Fake footage of Russian forces fighting in Syria, which President Vladimir Putin showed to American filmmaker Oliver Stone, came from the country's top military generals.
The clip reached the president via Russia's General Staff, two unnamed sources told Russia's RBC newspaper. The RBC report contradicts statements from the Kremlin, which claimed on Thursday that the footage had come from the Defense Ministry.
Unnamed officials told RBC that the presidential administration had approached Igor Konashenkov, head of Defense Ministry communications, to gather information for the president. Konashenkov in turn approached Sergei Rudskoy, chief of the main operational department (GOU) for Russia's General Staff.
"Any information relating to our forces while in combat — whether that's video, photos or reports — goes straight to the GOU offices," a source in the Defense Ministry told RBC. "From there, information goes through an approval process and is given to high-ranking officials and occasionally the press office.”
Rudskoy tasked one of his deputies with gathering the details, before passing the information back to the Defense Ministry.

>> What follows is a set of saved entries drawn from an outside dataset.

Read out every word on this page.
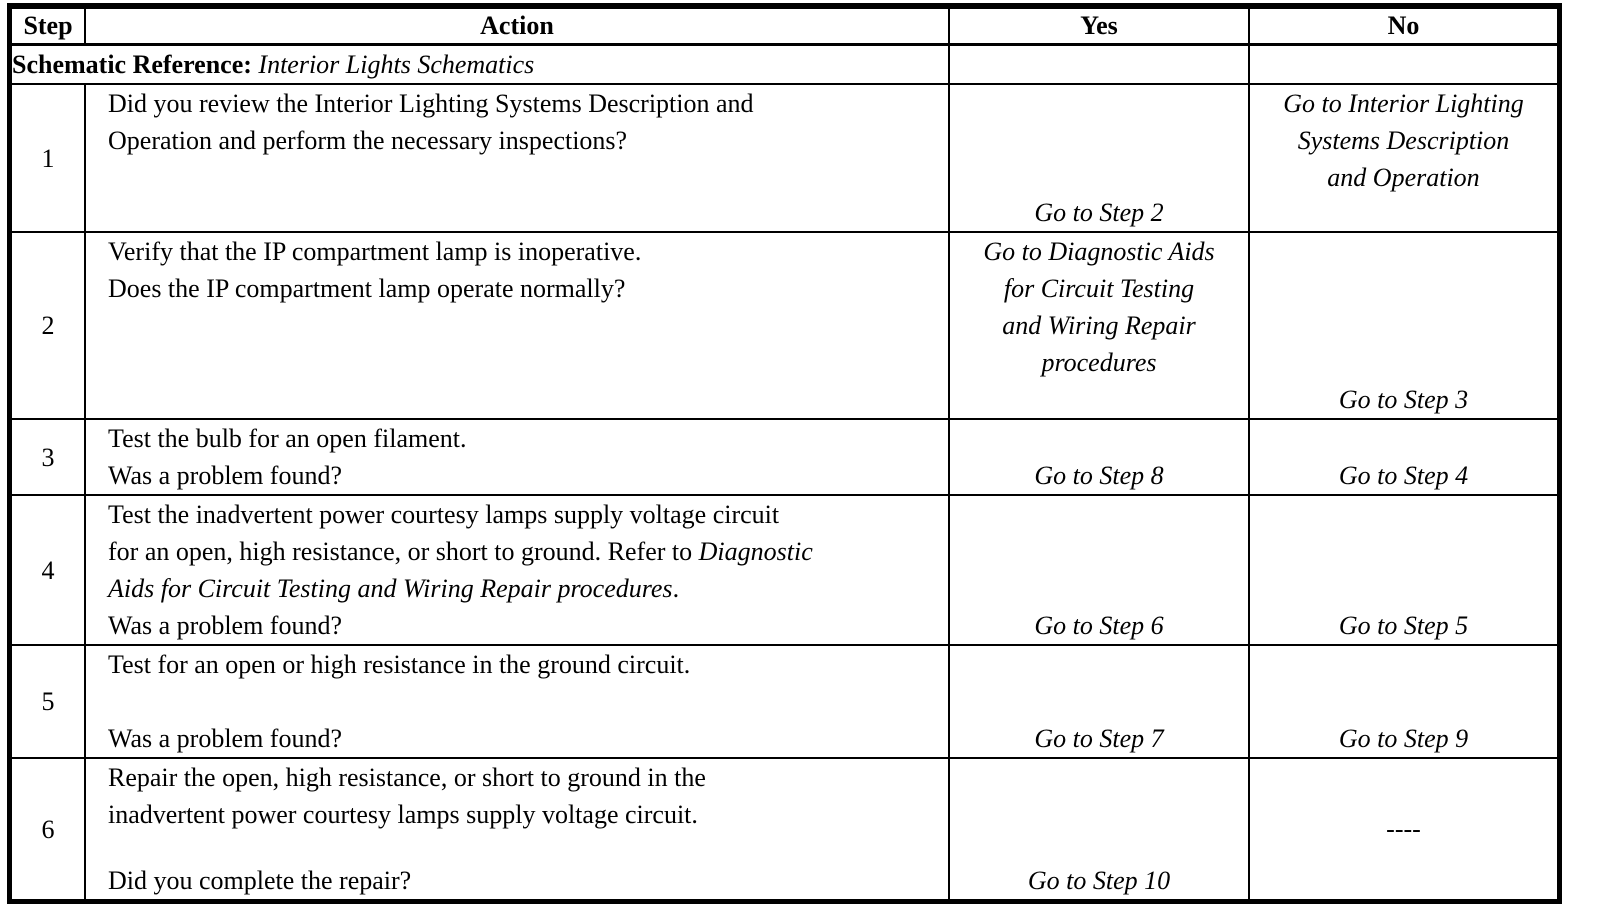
Step	Action	Yes	No
Schematic Reference: Interior Lights Schematics			
1	Did you review the Interior Lighting Systems Description and
Operation and perform the necessary inspections?	Go to Step 2	Go to Interior Lighting
Systems Description
and Operation

2	Verify that the IP compartment lamp is inoperative.
Does the IP compartment lamp operate normally?	Go to Diagnostic Aids
for Circuit Testing
and Wiring Repair
procedures	Go to Step 3

3	Test the bulb for an open filament.
Was a problem found?	Go to Step 8	Go to Step 4

4	Test the inadvertent power courtesy lamps supply voltage circuit
for an open, high resistance, or short to ground. Refer to Diagnostic
Aids for Circuit Testing and Wiring Repair procedures.
Was a problem found?	Go to Step 6	Go to Step 5

5	Test for an open or high resistance in the ground circuit.
Was a problem found?	Go to Step 7	Go to Step 9

6	Repair the open, high resistance, or short to ground in the
inadvertent power courtesy lamps supply voltage circuit.
Did you complete the repair?	Go to Step 10	----
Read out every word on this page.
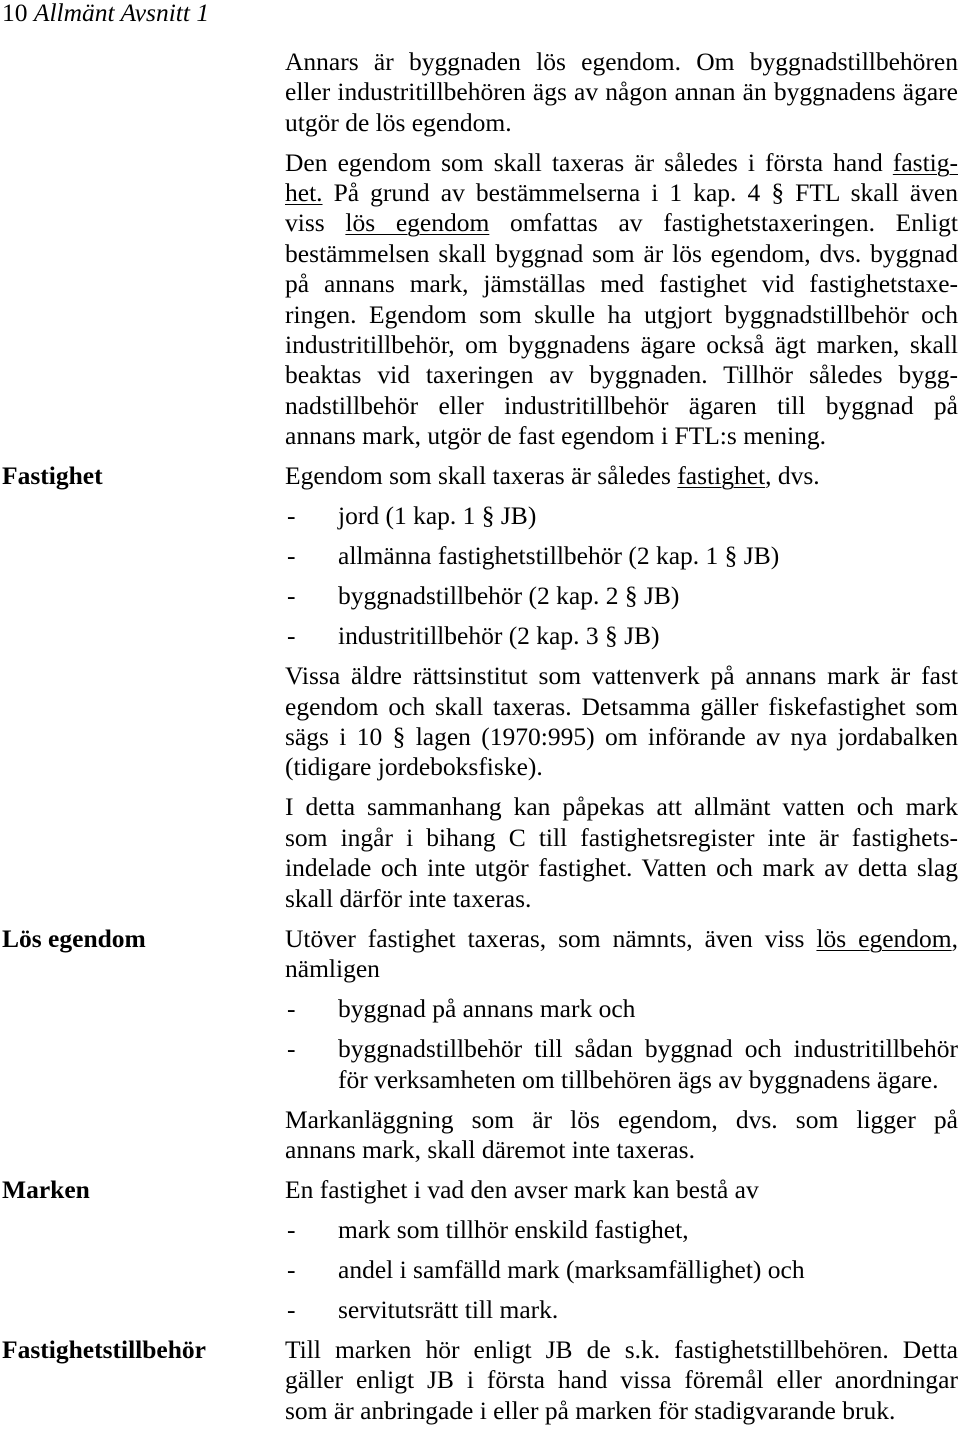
10 Allmänt Avsnitt 1
Annars är byggnaden lös egendom. Om byggnadstillbehören
eller industritillbehören ägs av någon annan än byggnadens ägare
utgör de lös egendom.
Den egendom som skall taxeras är således i första hand fastig-
het. På grund av bestämmelserna i 1 kap. 4 § FTL skall även
viss lös egendom omfattas av fastighetstaxeringen. Enligt
bestämmelsen skall byggnad som är lös egendom, dvs. byggnad
på annans mark, jämställas med fastighet vid fastighetstaxe-
ringen. Egendom som skulle ha utgjort byggnadstillbehör och
industritillbehör, om byggnadens ägare också ägt marken, skall
beaktas vid taxeringen av byggnaden. Tillhör således bygg-
nadstillbehör eller industritillbehör ägaren till byggnad på
annans mark, utgör de fast egendom i FTL:s mening.
Fastighet	Egendom som skall taxeras är således fastighet, dvs.
- jord (1 kap. 1 § JB)
- allmänna fastighetstillbehör (2 kap. 1 § JB)
- byggnadstillbehör (2 kap. 2 § JB)
- industritillbehör (2 kap. 3 § JB)
Vissa äldre rättsinstitut som vattenverk på annans mark är fast
egendom och skall taxeras. Detsamma gäller fiskefastighet som
sägs i 10 § lagen (1970:995) om införande av nya jordabalken
(tidigare jordeboksfiske).
I detta sammanhang kan påpekas att allmänt vatten och mark
som ingår i bihang C till fastighetsregister inte är fastighets-
indelade och inte utgör fastighet. Vatten och mark av detta slag
skall därför inte taxeras.
Lös egendom	Utöver fastighet taxeras, som nämnts, även viss lös egendom,
nämligen
- byggnad på annans mark och
- byggnadstillbehör till sådan byggnad och industritillbehör
för verksamheten om tillbehören ägs av byggnadens ägare.
Markanläggning som är lös egendom, dvs. som ligger på
annans mark, skall däremot inte taxeras.
Marken	En fastighet i vad den avser mark kan bestå av
- mark som tillhör enskild fastighet,
- andel i samfälld mark (marksamfällighet) och
- servitutsrätt till mark.
Fastighetstillbehör	Till marken hör enligt JB de s.k. fastighetstillbehören. Detta
gäller enligt JB i första hand vissa föremål eller anordningar
som är anbringade i eller på marken för stadigvarande bruk.
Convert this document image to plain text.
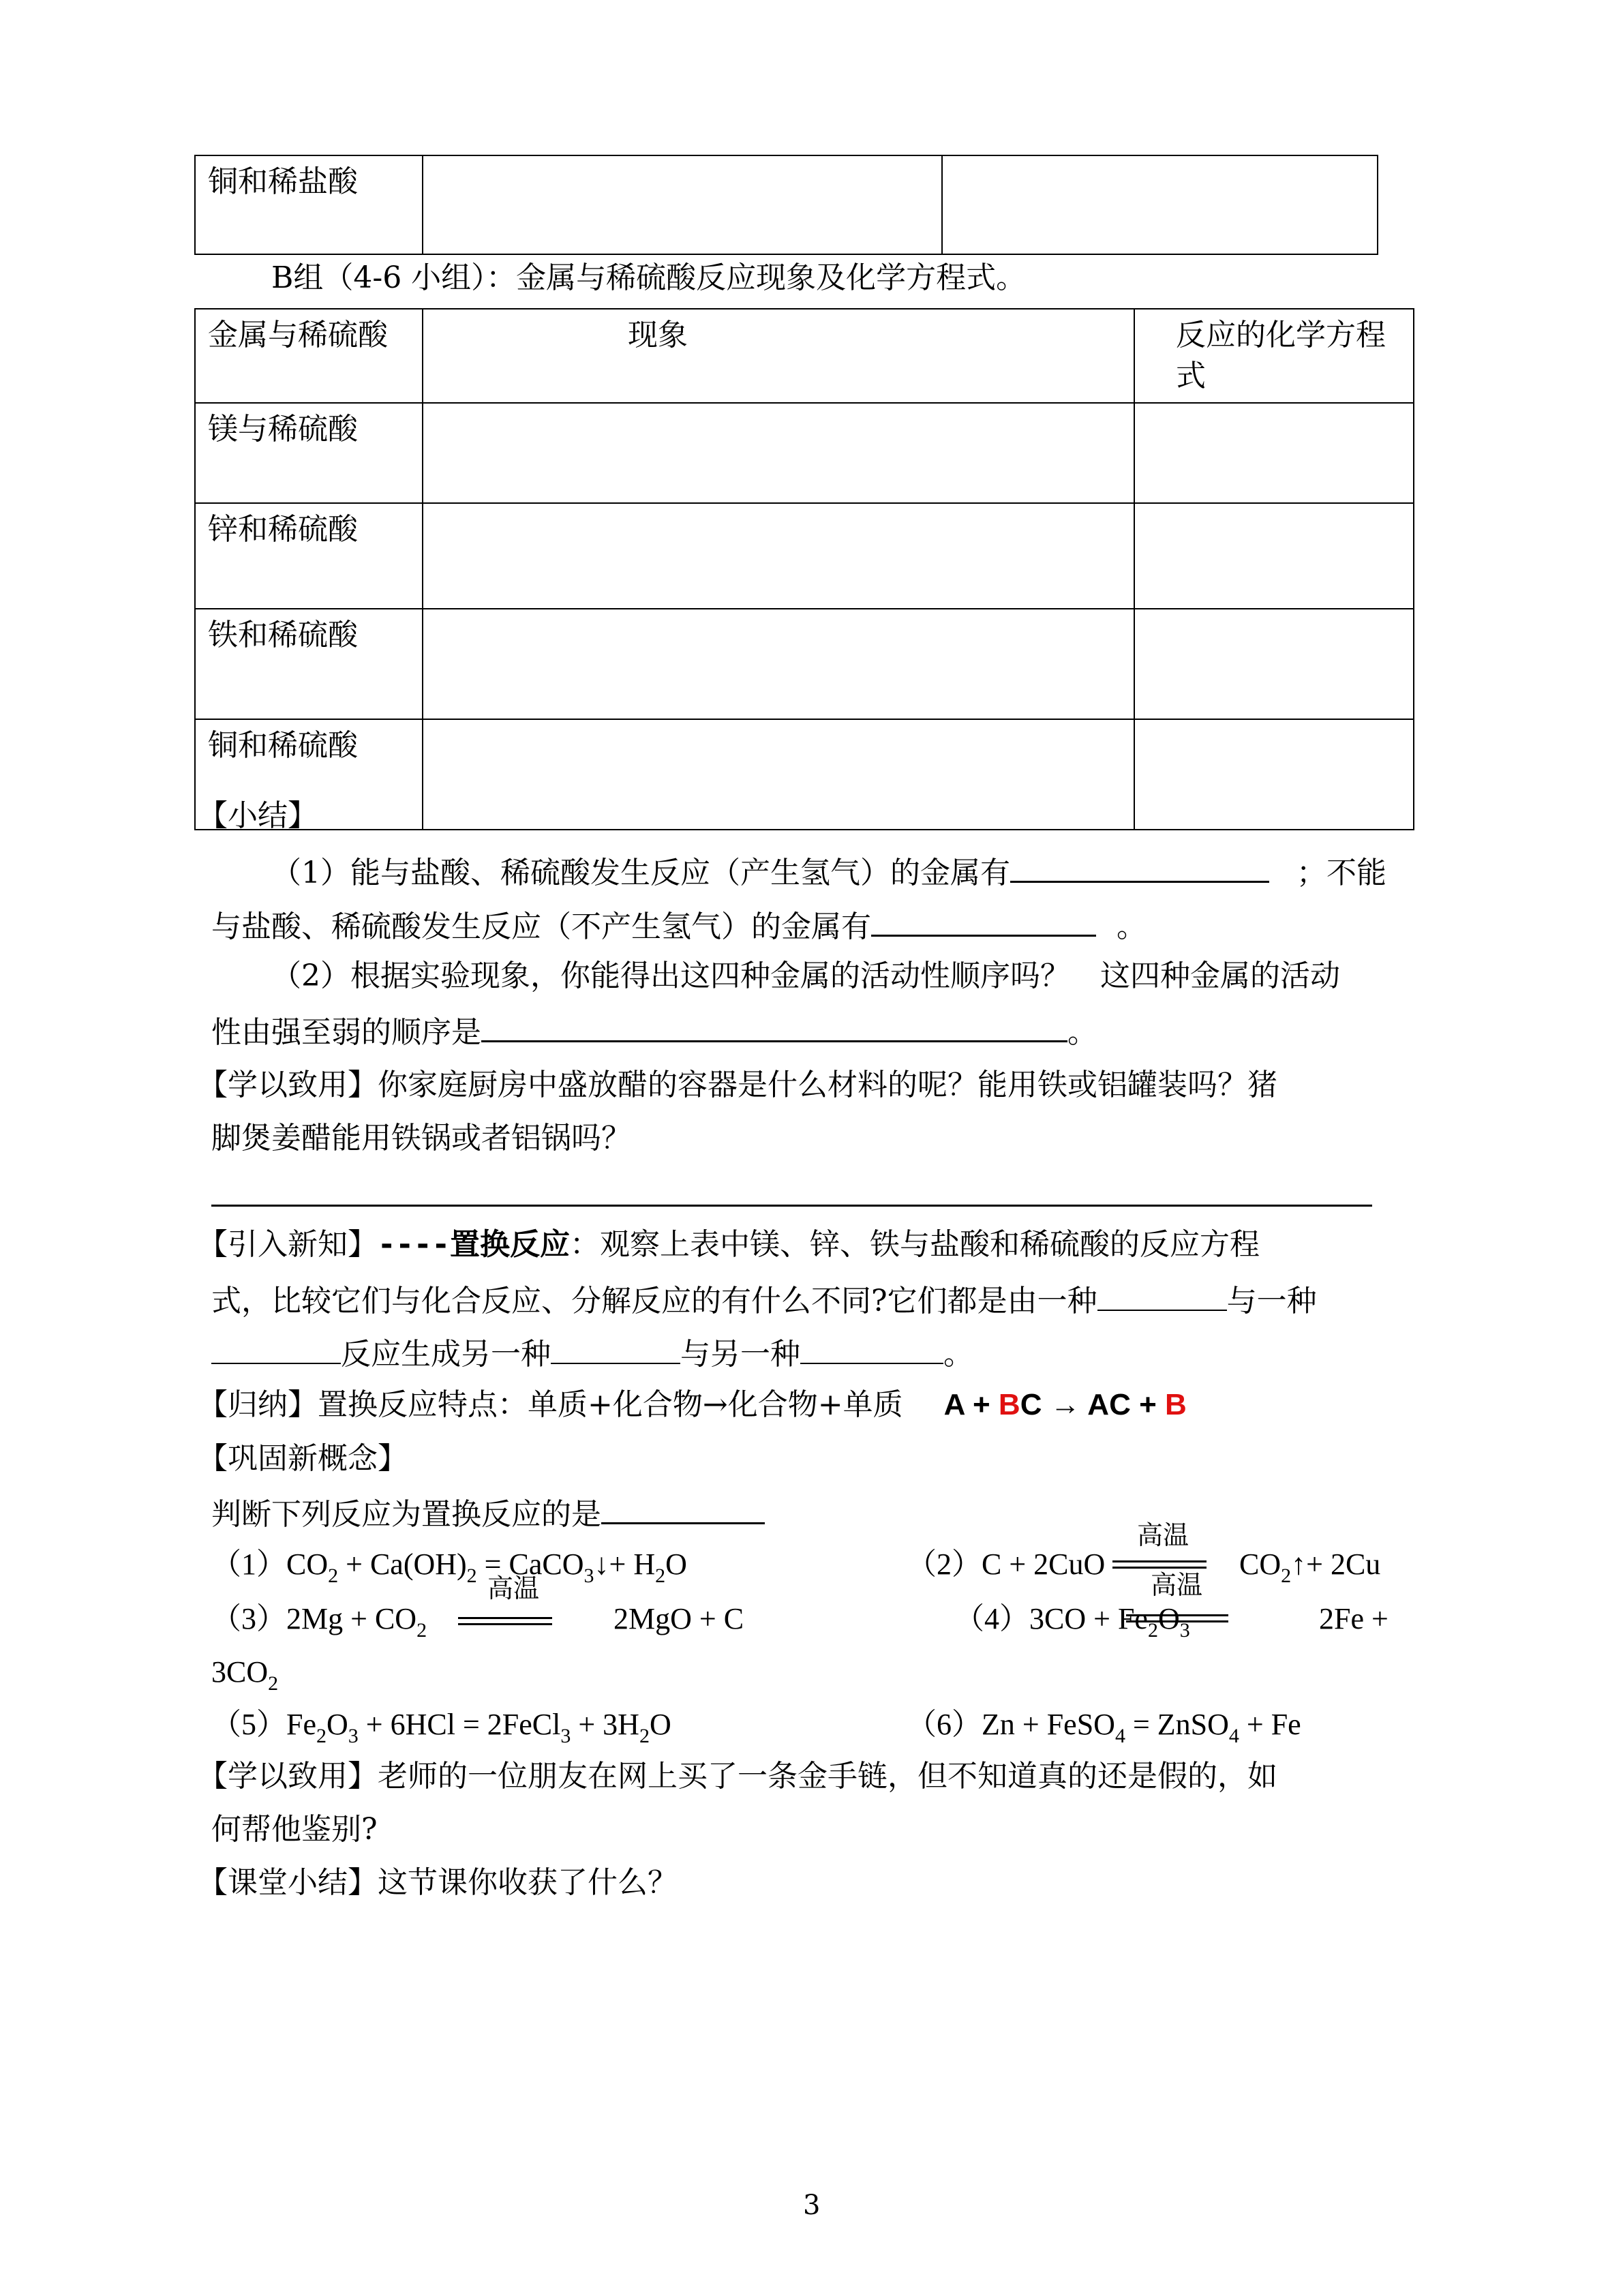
铜和稀盐酸		
B组（4-6 小组）：金属与稀硫酸反应现象及化学方程式。
金属与稀硫酸	现象	反应的化学方程式
镁与稀硫酸		
锌和稀硫酸		
铁和稀硫酸		
铜和稀硫酸		
【小结】
（1）能与盐酸、稀硫酸发生反应（产生氢气）的金属有	；不能
与盐酸、稀硫酸发生反应（不产生氢气）的金属有	。
（2）根据实验现象，你能得出这四种金属的活动性顺序吗？　这四种金属的活动
性由强至弱的顺序是	。
【学以致用】你家庭厨房中盛放醋的容器是什么材料的呢？能用铁或铝罐装吗？猪
脚煲姜醋能用铁锅或者铝锅吗？
【引入新知】----置换反应：观察上表中镁、锌、铁与盐酸和稀硫酸的反应方程
式，比较它们与化合反应、分解反应的有什么不同?它们都是由一种	与一种
反应生成另一种	与另一种	。
【归纳】置换反应特点：单质+化合物→化合物+单质 A + BC → AC + B
【巩固新概念】
判断下列反应为置换反应的是
$(1)CO_2 + Ca(OH)_2$ = CaCO$_3$↓+ $H_2O$	（2）C + 2CuO
高温
$CO_2↑+ 2Cu$
$(3)2Mg + CO_2$
高温
2MgO + C	$(4)3CO + Fe_2O_3$
高温
2Fe +
$3CO_2$
$(5)Fe_2O_3 + 6HCl$ = 2FeCl$_3$ + $3H_2O$	（6）Zn + FeSO$_4$ = ZnSO$_4$ + Fe
【学以致用】老师的一位朋友在网上买了一条金手链，但不知道真的还是假的，如
何帮他鉴别?
【课堂小结】这节课你收获了什么？
3
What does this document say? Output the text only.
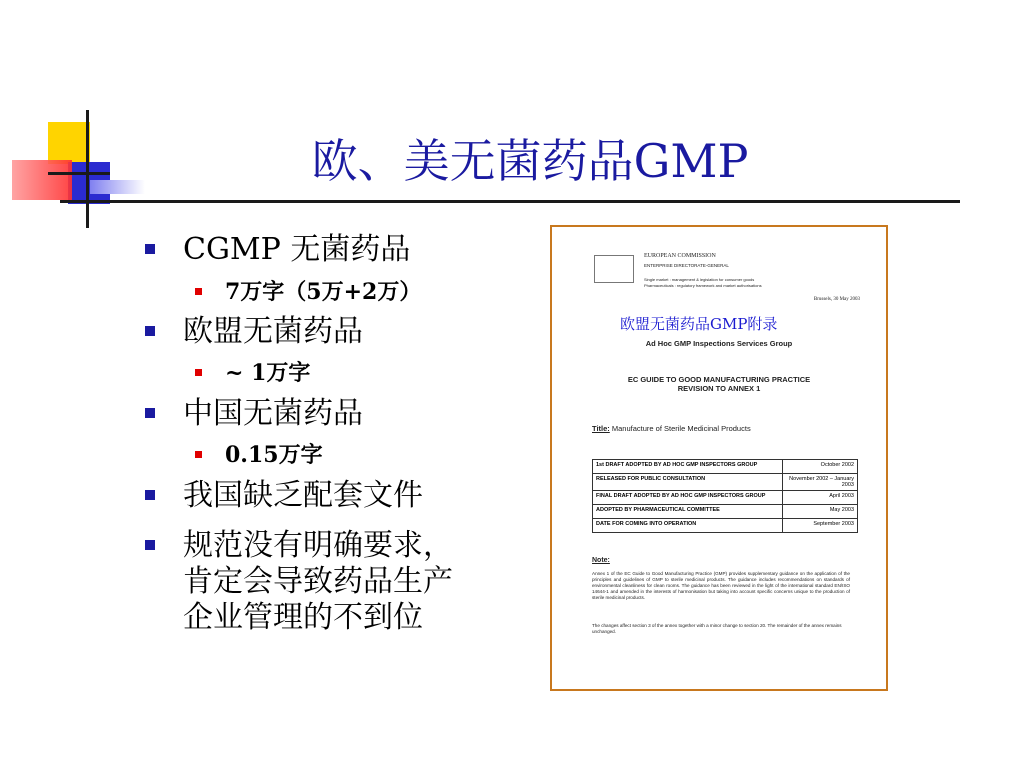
欧、美无菌药品GMP
CGMP 无菌药品
7万字（5万+2万）
欧盟无菌药品
~ 1万字
中国无菌药品
0.15万字
我国缺乏配套文件
规范没有明确要求，
肯定会导致药品生产
企业管理的不到位
EUROPEAN COMMISSION
ENTERPRISE DIRECTORATE-GENERAL
Single market : management & legislation for consumer goods
Pharmaceuticals : regulatory framework and market authorisations
Brussels, 30 May 2003
欧盟无菌药品GMP附录
Ad Hoc GMP Inspections Services Group
EC GUIDE TO GOOD MANUFACTURING PRACTICE
REVISION TO ANNEX 1
Title: Manufacture of Sterile Medicinal Products
1st DRAFT ADOPTED BY AD HOC GMP INSPECTORS GROUP	October 2002
RELEASED FOR PUBLIC CONSULTATION	November 2002 – January 2003
FINAL DRAFT ADOPTED BY AD HOC GMP INSPECTORS GROUP	April 2003
ADOPTED BY PHARMACEUTICAL COMMITTEE	May 2003
DATE FOR COMING INTO OPERATION	September 2003
Note:
Annex 1 of the EC Guide to Good Manufacturing Practice (GMP) provides supplementary guidance on the application of the principles and guidelines of GMP to sterile medicinal products. The guidance includes recommendations on standards of environmental cleanliness for clean rooms. The guidance has been reviewed in the light of the international standard EN/ISO 14644-1 and amended in the interests of harmonisation but taking into account specific concerns unique to the production of sterile medicinal products.
The changes affect section 3 of the annex together with a minor change to section 20. The remainder of the annex remains unchanged.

Putin showed the footage in question during an interview with U.S. director Oliver Stone. The Russian president told Stone that the clip depicted a Russian airstrike in Syria. The interview was subsequently included in Stone's four-part documentary "The Putin Interviews," which was released last week.
Then, on Wednesday, Internet activists accused Putin of using a fake video in an attempt to showcase Russia's military might. However, researchers found that the video had in fact been taken by U.S. forces operating in Afghanistan in 2013.
Stone has so far dismissed the controversy, describing the mix-up as insignificant.